Atlanterhavsveien, czyli Droga Atlantycka, to system mostów i grobli nad zatoką Hustadvika. Ma ponad 8 kilometrów długości i rozciąga się między Kristiansund i Molde w regionie Møre i Romsdal. Łączy wyspę Averøy z lądem, między miejscowościami Karvåg i Vevang. Gdy trasa została otworzona w 1989 r., brytyjski dziennik The Guardian ogłosił ją najpiękniejszą trasą świata, a w 2005 r. została uznana za norweską budowlę stulecia. Największym mostem jest Storseisundet, który wykrzywiony jest w charakterystyczny łuk. Warto wspomnieć, że niegdyś rejon zatoki Hustadvika budził niesamowity strach wśród żeglarzy – głównie ze względu na silne wiatry i ostre, skaliste brzegi. Niegdyś przywara regionu, dziś wykorzystywana jest jako atut wśród tutejszych windsurferów. Wraki rozbitych kiedyś statków są licznie oglądane przez przyjeżdżających tutaj nurków. Swoje miejsce odnajdą tutaj również wędkarze. Na trasie możemy odnaleźć wiele punktów przystankowych, gdzie możemy zostawić samochód i wybrać się na pieszą wędrówkę wzdłuż brzegu.
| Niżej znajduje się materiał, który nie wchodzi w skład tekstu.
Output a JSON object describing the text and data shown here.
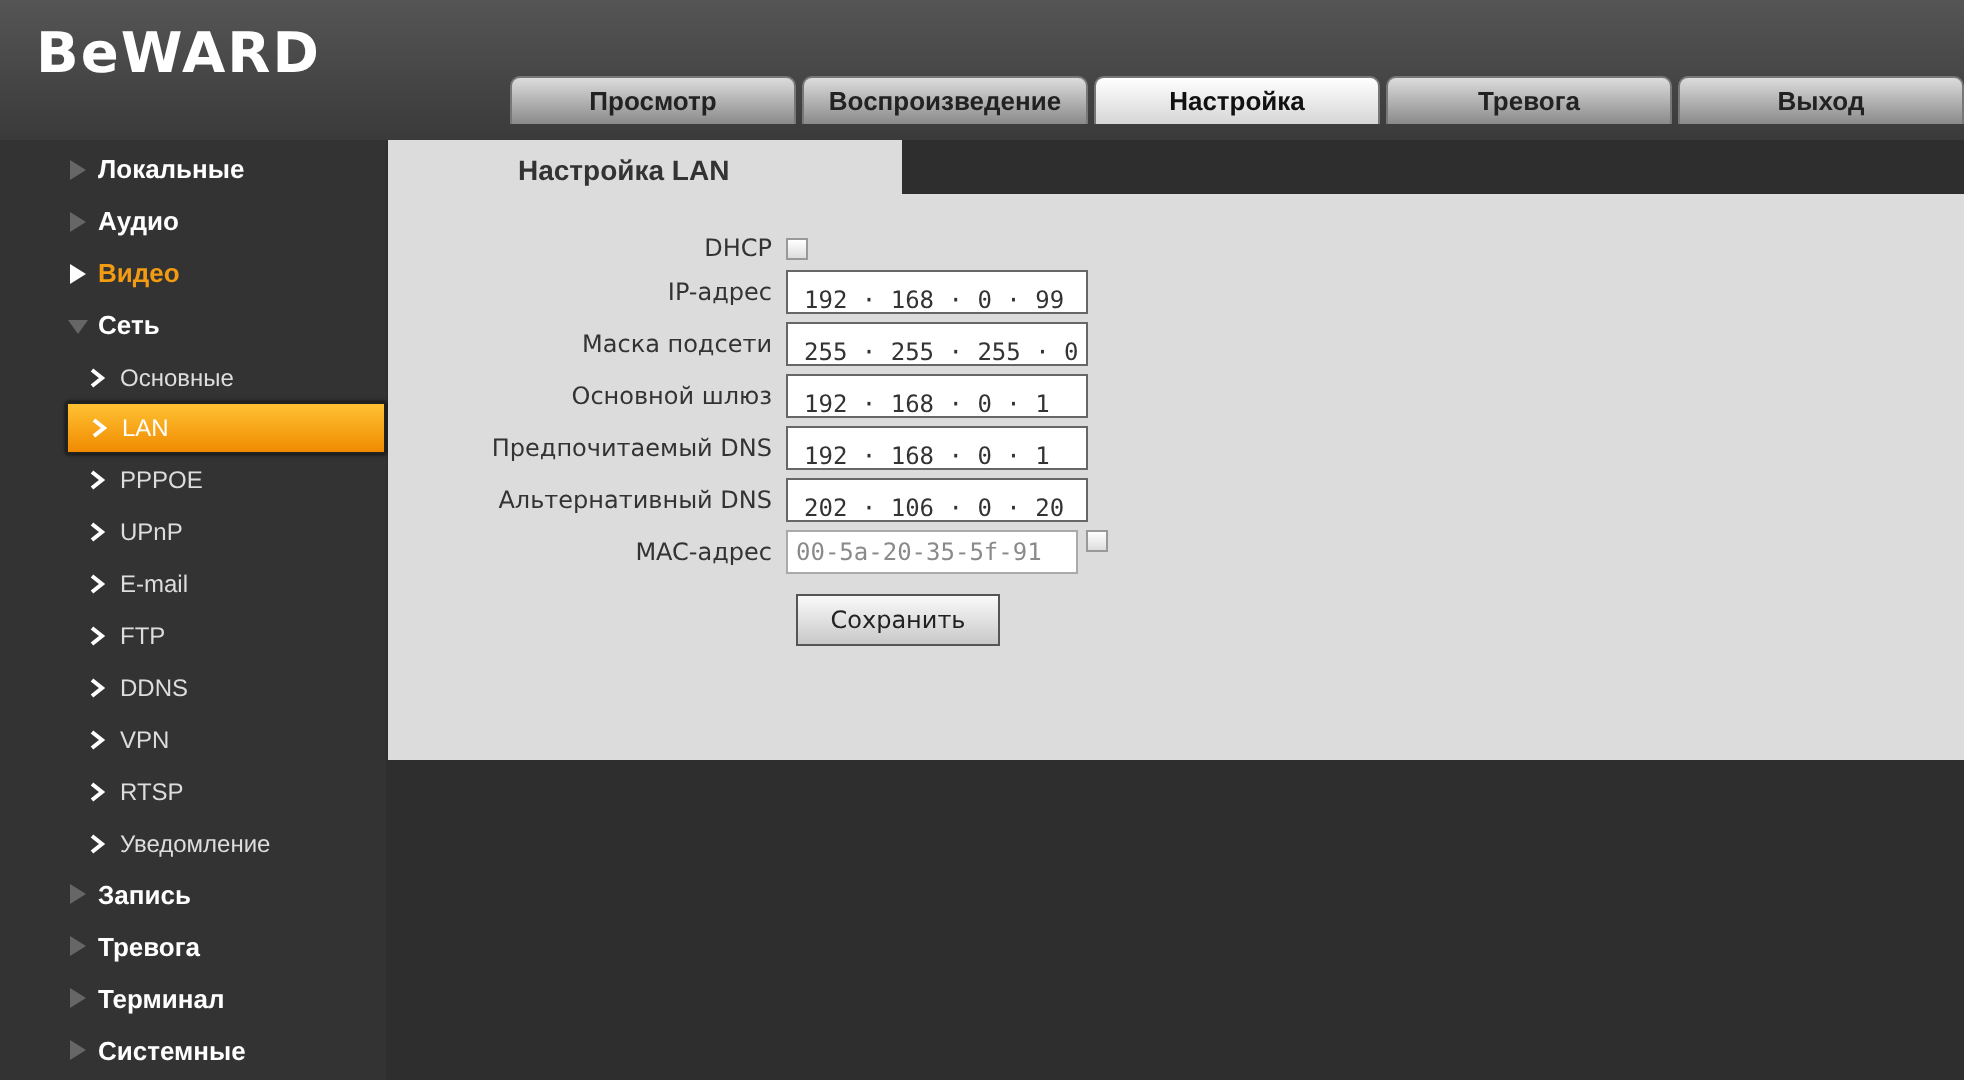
{
  "logo": "BeWARD",
  "tabs": [
    {
      "label": "Просмотр",
      "selected": false
    },
    {
      "label": "Воспроизведение",
      "selected": false
    },
    {
      "label": "Настройка",
      "selected": true
    },
    {
      "label": "Тревога",
      "selected": false
    },
    {
      "label": "Выход",
      "selected": false
    }
  ],
  "sidebar": {
    "items": [
      {
        "label": "Локальные",
        "expanded": false,
        "highlighted": false
      },
      {
        "label": "Аудио",
        "expanded": false,
        "highlighted": false
      },
      {
        "label": "Видео",
        "expanded": false,
        "highlighted": true
      },
      {
        "label": "Сеть",
        "expanded": true,
        "highlighted": false,
        "children": [
          {
            "label": "Основные",
            "selected": false
          },
          {
            "label": "LAN",
            "selected": true
          },
          {
            "label": "PPPOE",
            "selected": false
          },
          {
            "label": "UPnP",
            "selected": false
          },
          {
            "label": "E-mail",
            "selected": false
          },
          {
            "label": "FTP",
            "selected": false
          },
          {
            "label": "DDNS",
            "selected": false
          },
          {
            "label": "VPN",
            "selected": false
          },
          {
            "label": "RTSP",
            "selected": false
          },
          {
            "label": "Уведомление",
            "selected": false
          }
        ]
      },
      {
        "label": "Запись",
        "expanded": false,
        "highlighted": false
      },
      {
        "label": "Тревога",
        "expanded": false,
        "highlighted": false
      },
      {
        "label": "Терминал",
        "expanded": false,
        "highlighted": false
      },
      {
        "label": "Системные",
        "expanded": false,
        "highlighted": false
      }
    ]
  },
  "panel": {
    "title": "Настройка LAN",
    "fields": [
      {
        "kind": "checkbox",
        "label": "DHCP",
        "checked": false
      },
      {
        "kind": "ip",
        "label": "IP-адрес",
        "value": "192 · 168 · 0 · 99"
      },
      {
        "kind": "ip",
        "label": "Маска подсети",
        "value": "255 · 255 · 255 · 0"
      },
      {
        "kind": "ip",
        "label": "Основной шлюз",
        "value": "192 · 168 · 0 · 1"
      },
      {
        "kind": "ip",
        "label": "Предпочитаемый DNS",
        "value": "192 · 168 · 0 · 1"
      },
      {
        "kind": "ip",
        "label": "Альтернативный DNS",
        "value": "202 · 106 · 0 · 20"
      },
      {
        "kind": "mac",
        "label": "MAC-адрес",
        "value": "00-5a-20-35-5f-91",
        "disabled": true,
        "checked": false
      }
    ],
    "save_button": "Сохранить"
  }
}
Tych, którzy trasę chcieliby zobaczyć jeszcze przed wizytą w Norwegii, zapraszamy do obejrzenia filmu Christiana Grytten, który nagrał swoją podróż przez Atlanterhavsveien, a na stronie atlanterhavsveien.info znajdziemy mapę rysunkową przedstawiającą cały przebieg trasy.
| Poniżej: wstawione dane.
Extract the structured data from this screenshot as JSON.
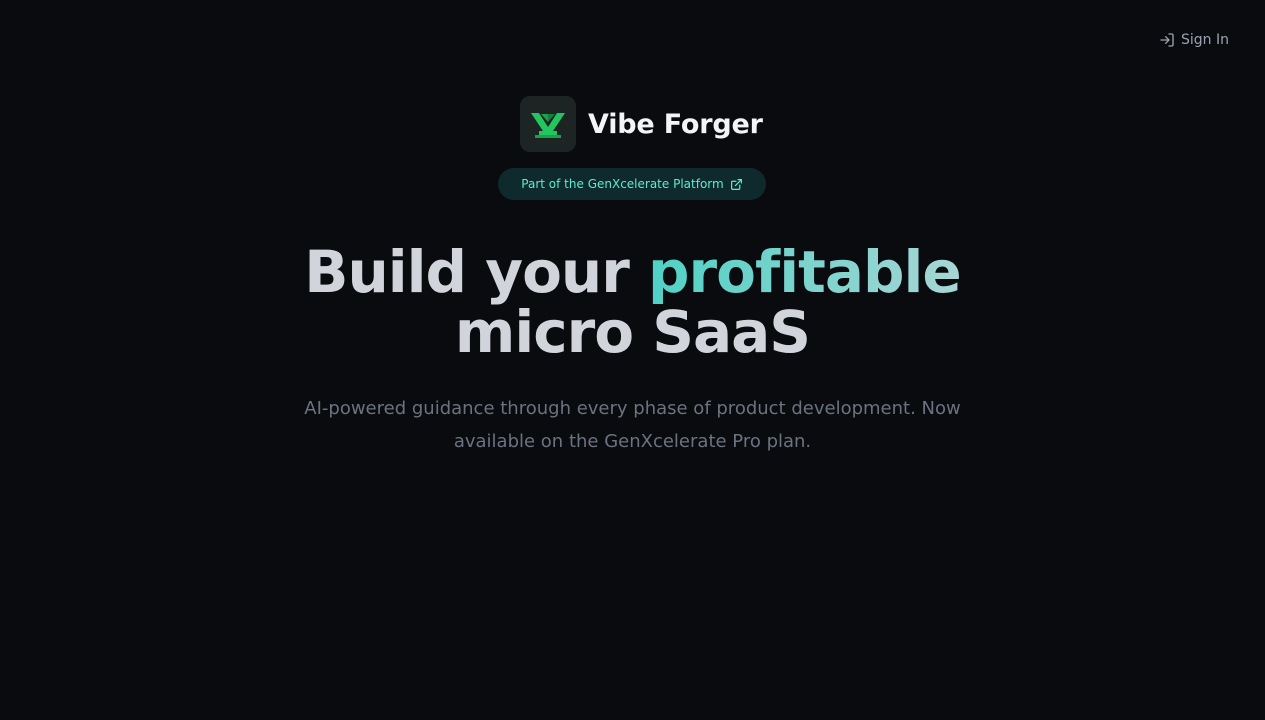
{
  "header": {
    "sign_in_label": "Sign In",
    "sign_in_icon": "log-in-icon"
  },
  "brand": {
    "name": "Vibe Forger",
    "logo_icon": "vibe-forger-logo-icon"
  },
  "platform_badge": {
    "label": "Part of the GenXcelerate Platform",
    "icon": "external-link-icon"
  },
  "hero": {
    "title_part1": "Build your ",
    "title_accent": "profitable",
    "title_part2": "micro SaaS"
  },
  "subtitle": "AI-powered guidance through every phase of product development. Now available on the GenXcelerate Pro plan.",
  "colors": {
    "background": "#0a0b0f",
    "accent": "#4fd1c5",
    "logo_green": "#22c55e",
    "pill_bg": "#0f2a2c"
  }
}
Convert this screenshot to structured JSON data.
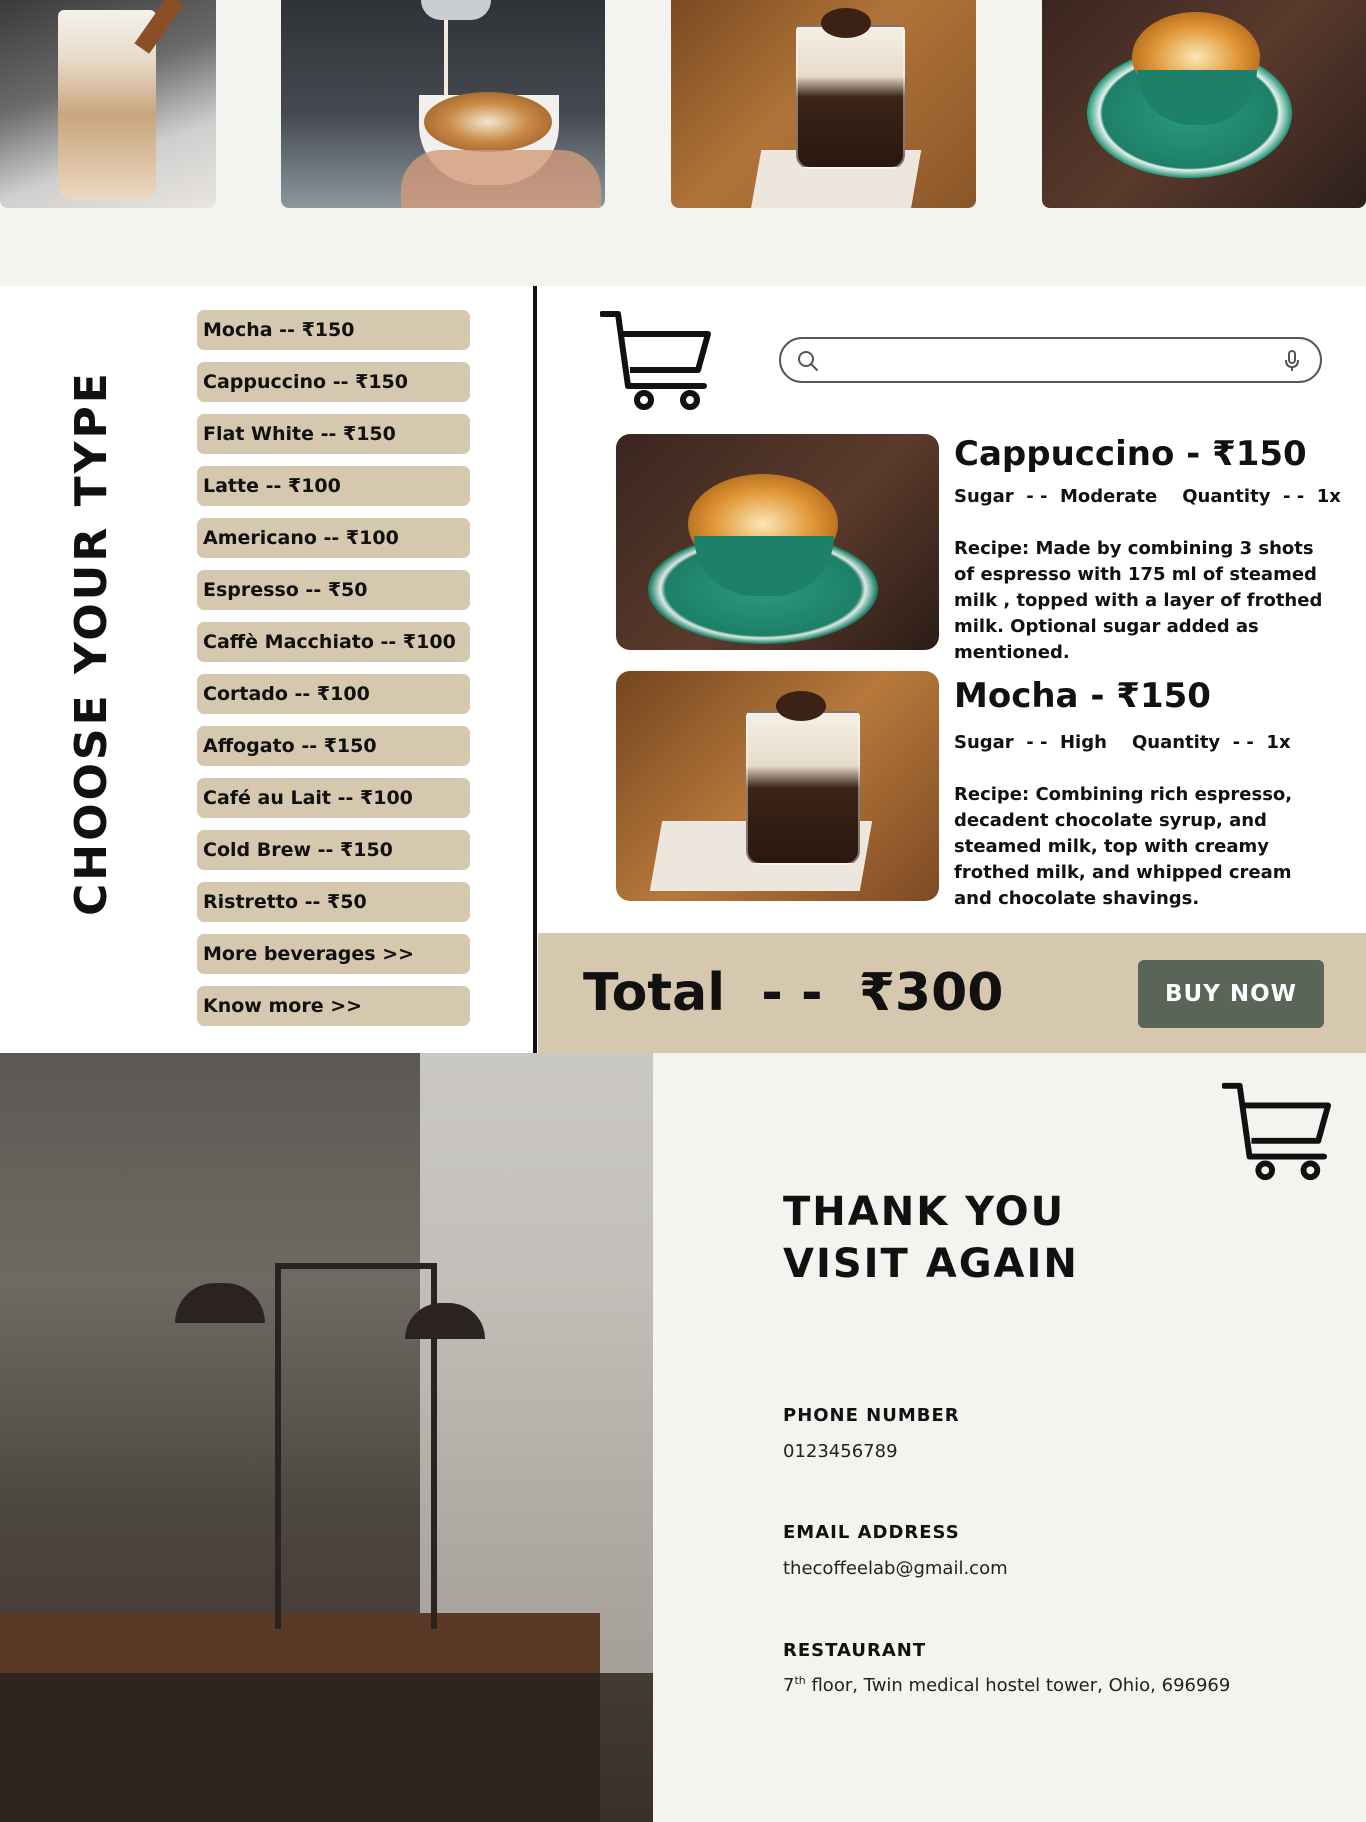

Zdjęcie: Trolltunga, źródło: kolemsietoczy.pl.

 

5. Trolltunga

Najlepsze na koniec – a grzechem byłoby nie wspomnieć o Trolltundze, która dała naszej szkole nazwę. 🙂 Trolltunga, inaczej Język Trolla, to charakterystyczna skała, znajdująca się w Norwegii na pograniczu płaskowyżu Hardangervidda 1100 metrów ponad poziomem morza, 10 kilometrów od miasteczka Tyssedal. Amerykański The Huffington Post uznał to miejsce za najlepsze na świece miejsce do zrobienia selfie. 😉 Język Trolla to półka skalna zawieszona nad jeziorem, a nie nad fiordem, jak to często wydaje się na wykonanych tam zdjęciach. Popularność miejsca wzrosła w ostatnich latach tak bardzo, że docierając do skały, po długiej i męczącej wyprawie, musimy przygotować się na czekanie w sporej kolejce na wejście na półkę!
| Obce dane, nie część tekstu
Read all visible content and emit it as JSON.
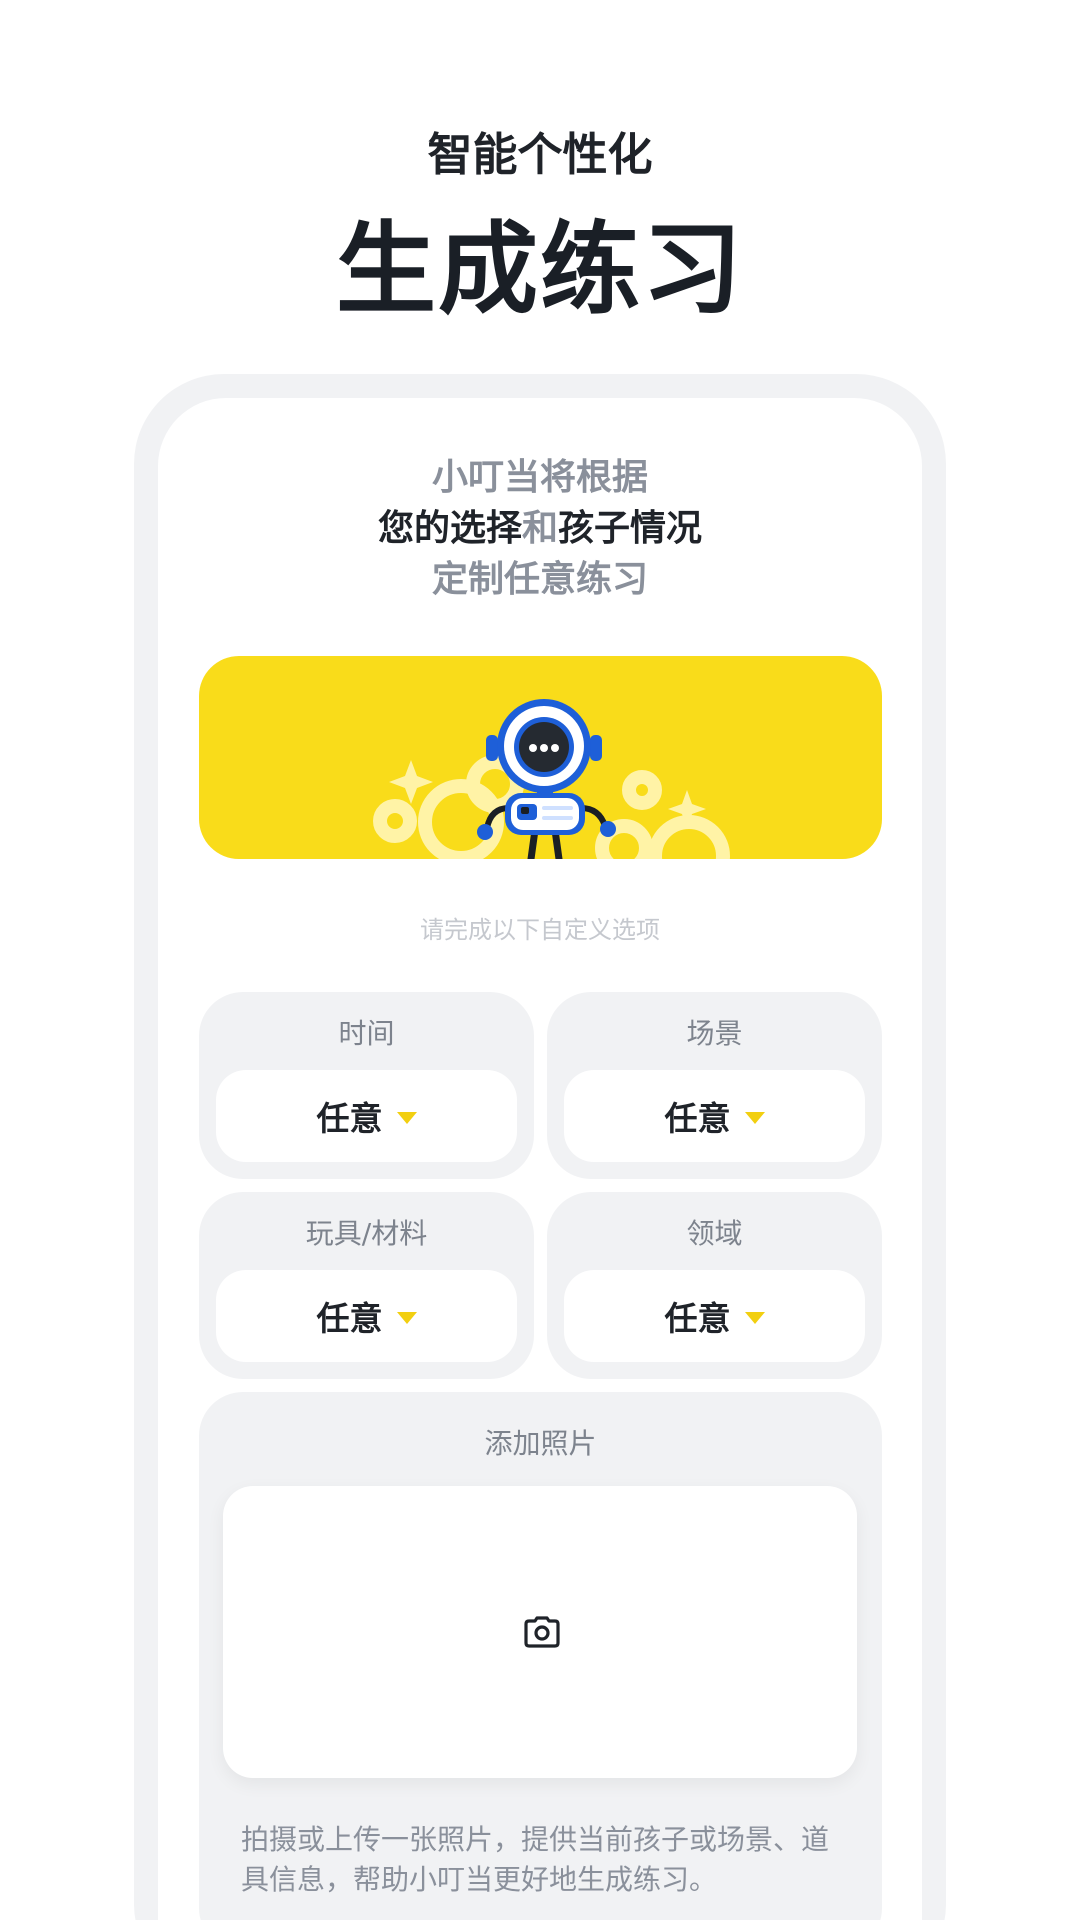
{
  "hero": {
    "subtitle": "智能个性化",
    "title": "生成练习"
  },
  "intro": {
    "line1": "小叮当将根据",
    "line2_part1": "您的选择",
    "line2_part2": "和",
    "line2_part3": "孩子情况",
    "line3": "定制任意练习"
  },
  "banner": {
    "illustration": "robot-mascot-illustration",
    "background_color": "#f9dc1a"
  },
  "hint": "请完成以下自定义选项",
  "options": [
    {
      "label": "时间",
      "value": "任意"
    },
    {
      "label": "场景",
      "value": "任意"
    },
    {
      "label": "玩具/材料",
      "value": "任意"
    },
    {
      "label": "领域",
      "value": "任意"
    }
  ],
  "photo": {
    "title": "添加照片",
    "icon": "camera-icon",
    "description": "拍摄或上传一张照片，提供当前孩子或场景、道具信息，帮助小叮当更好地生成练习。"
  },
  "colors": {
    "accent": "#f9dc1a",
    "caret": "#f2cf10",
    "card_bg": "#f1f2f4",
    "robot_blue": "#1e5fd8"
  }
}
Jest to wspaniałe miejsce dla fanów trekkingu, ale wymagające dla tych, którzy są w tej kwestii początkujący. Aby dotrzeć na skałę musimy pokonać 11 kilometrów – stosunkowo niewiele – zróżnicowanie terenu jest jednak tak duże, że warto przygotować się na prawdziwą wspinaczkę. Według relacji znajdujących się na blogach podróżniczych, najcięższe jest pierwsze 1500 m., przy pokonaniu których wznosimy się na 400 metrów wysokości, niewiele później mamy przed sobą trasę pokrytą śniegiem. Wędrówka zajmuje około 5 godzin – przed wyruszeniem w drogę warto zaopatrzyć się w dobre buty i sprzęt, posiłek oraz… odpowiednie przygotowanie psychiczne. 🙂 „Sezon” na Trolltunga trwa kilka miesięcy – od czerwca do września, zawsze natomiast warto liczyć się z leżącym na drodze śniegiem.

Zobacz także: 

Wycieczkę na Trolltunga warto rozpocząć od dotarcia do Oddy w Hordaland. Jeśli jedziemy z Rogaland dojeżdżamy drogą nr 13; z Sørlandet prowadzi droga nr 9 przez Setesdal, następnie E134. Ci, którzy wybierają się z Vestfold, Telemark czy Oslo muszą dojechać do E134 i kierować się na Bergen/Haugesund, w miejscowości Odda kierować się drogą nr 13 na północ do Tyssedal, skręcić w kierunku Skjeggedal i pojechać do końca na parking, gdzie można zostawić auto.

Szlaki turystyczne są bardzo dobrze oznaczone. Istnieje również szlak prowadzący wzdłuż dawnej kolejki, która niegdyś woziła turystów w wyższe partie – w 2012 r. została niestety zamknięta ze względu na to, że nie spełniała przepisów bezpieczeństwa UE. Wiele osób wybiera drogę prowadzącą przez same tory, które w wielu miejscach mogą okazać się śliskie czy wybrakowane; osoby wybierające tę alternatywę podejmują ryzyko na własną odpowiedzialność.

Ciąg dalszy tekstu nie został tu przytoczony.